Default judgments are not considered as “strong” as regular (contested in court) judgments. That is one reason there are so many default judgments.
Our opinion is that scammers love default judgments for reasons such as: No discovery is allowed, they are harder to enforce across state lines, they are easier to vacate, and default judgments save the debtor both money and time. Debtors know that 90% of judgments are never enforced. Debtors often take advantage of the “legal loopholes” of a default judgment.
With a default judgment – the Proof Of Service is vitally important.
The best Proof Of Service is when a Sheriff or a Registered Process Server personally serves the debtor – or serves the correct person at a company. With valid personal service, “Motion to Vacate” attempts rarely succeed. All other kinds of service – increase the chances of the debtor in successfully persuading the court to set aside the judgment with a “Motion to Vacate”.
With a default judgment – the debtor did not care about the judgment – and likely will not care until a judgment enforcer grabs their money. When a judgment enforcer grabs their money – they sometimes care very much.
If the Proof Of Service was not good – the debtor might ask the court – and has a small chance – to vacate (set aside) the judgment. If the court grants the debtor’s request – the judgment vanishes – and you have to sue them again to get another judgment. It may be very important to have post-judgment things personally served on the debtors in default judgment situations to help prevent them later vacating the judgment.
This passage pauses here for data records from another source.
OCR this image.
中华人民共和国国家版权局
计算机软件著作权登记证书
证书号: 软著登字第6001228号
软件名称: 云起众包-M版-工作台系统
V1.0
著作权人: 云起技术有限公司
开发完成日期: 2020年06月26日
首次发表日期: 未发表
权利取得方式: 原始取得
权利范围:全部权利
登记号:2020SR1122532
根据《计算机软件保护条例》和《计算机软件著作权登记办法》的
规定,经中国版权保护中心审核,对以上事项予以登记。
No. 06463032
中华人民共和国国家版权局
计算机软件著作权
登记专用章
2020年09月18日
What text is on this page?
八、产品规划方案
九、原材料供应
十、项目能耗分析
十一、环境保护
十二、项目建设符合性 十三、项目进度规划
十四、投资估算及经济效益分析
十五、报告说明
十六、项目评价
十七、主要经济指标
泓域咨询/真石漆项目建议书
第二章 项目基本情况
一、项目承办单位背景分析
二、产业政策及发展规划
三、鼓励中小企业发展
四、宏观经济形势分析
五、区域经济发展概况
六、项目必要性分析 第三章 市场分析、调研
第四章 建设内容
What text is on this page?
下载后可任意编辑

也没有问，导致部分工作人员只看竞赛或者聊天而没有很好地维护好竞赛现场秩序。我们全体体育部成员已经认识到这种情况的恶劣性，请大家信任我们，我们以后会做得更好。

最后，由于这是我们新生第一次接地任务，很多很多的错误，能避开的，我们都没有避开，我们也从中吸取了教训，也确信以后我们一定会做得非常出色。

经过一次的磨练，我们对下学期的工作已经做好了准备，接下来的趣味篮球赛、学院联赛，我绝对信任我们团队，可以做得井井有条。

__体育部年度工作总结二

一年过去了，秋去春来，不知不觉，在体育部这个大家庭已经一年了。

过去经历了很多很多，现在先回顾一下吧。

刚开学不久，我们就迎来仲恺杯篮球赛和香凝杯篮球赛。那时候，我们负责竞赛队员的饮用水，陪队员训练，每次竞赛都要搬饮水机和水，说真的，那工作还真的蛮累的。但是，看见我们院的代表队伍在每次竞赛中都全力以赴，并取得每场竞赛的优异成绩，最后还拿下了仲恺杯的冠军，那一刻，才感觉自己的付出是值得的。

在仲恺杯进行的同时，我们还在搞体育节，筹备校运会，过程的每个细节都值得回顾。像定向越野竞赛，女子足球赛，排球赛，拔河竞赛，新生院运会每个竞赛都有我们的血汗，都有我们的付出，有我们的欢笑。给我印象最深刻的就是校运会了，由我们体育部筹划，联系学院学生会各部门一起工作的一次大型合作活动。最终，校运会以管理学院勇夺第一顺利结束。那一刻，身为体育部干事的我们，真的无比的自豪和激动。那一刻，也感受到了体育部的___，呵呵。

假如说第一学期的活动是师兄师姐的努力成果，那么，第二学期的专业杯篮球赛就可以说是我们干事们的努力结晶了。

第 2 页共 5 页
Also, when a debtor moves out of California – default judgments can be “harder to domesticate” in some states (E.G., Connecticut, New Jersey, and New York). In New York, a new lawsuit is required to domesticate a default judgment there. Some other countries also require an expensive new trial to domesticate a default judgment. It does not matter how good the proof of service is, in NY, you must file a new lawsuit to domesticate a default state judgment in NY.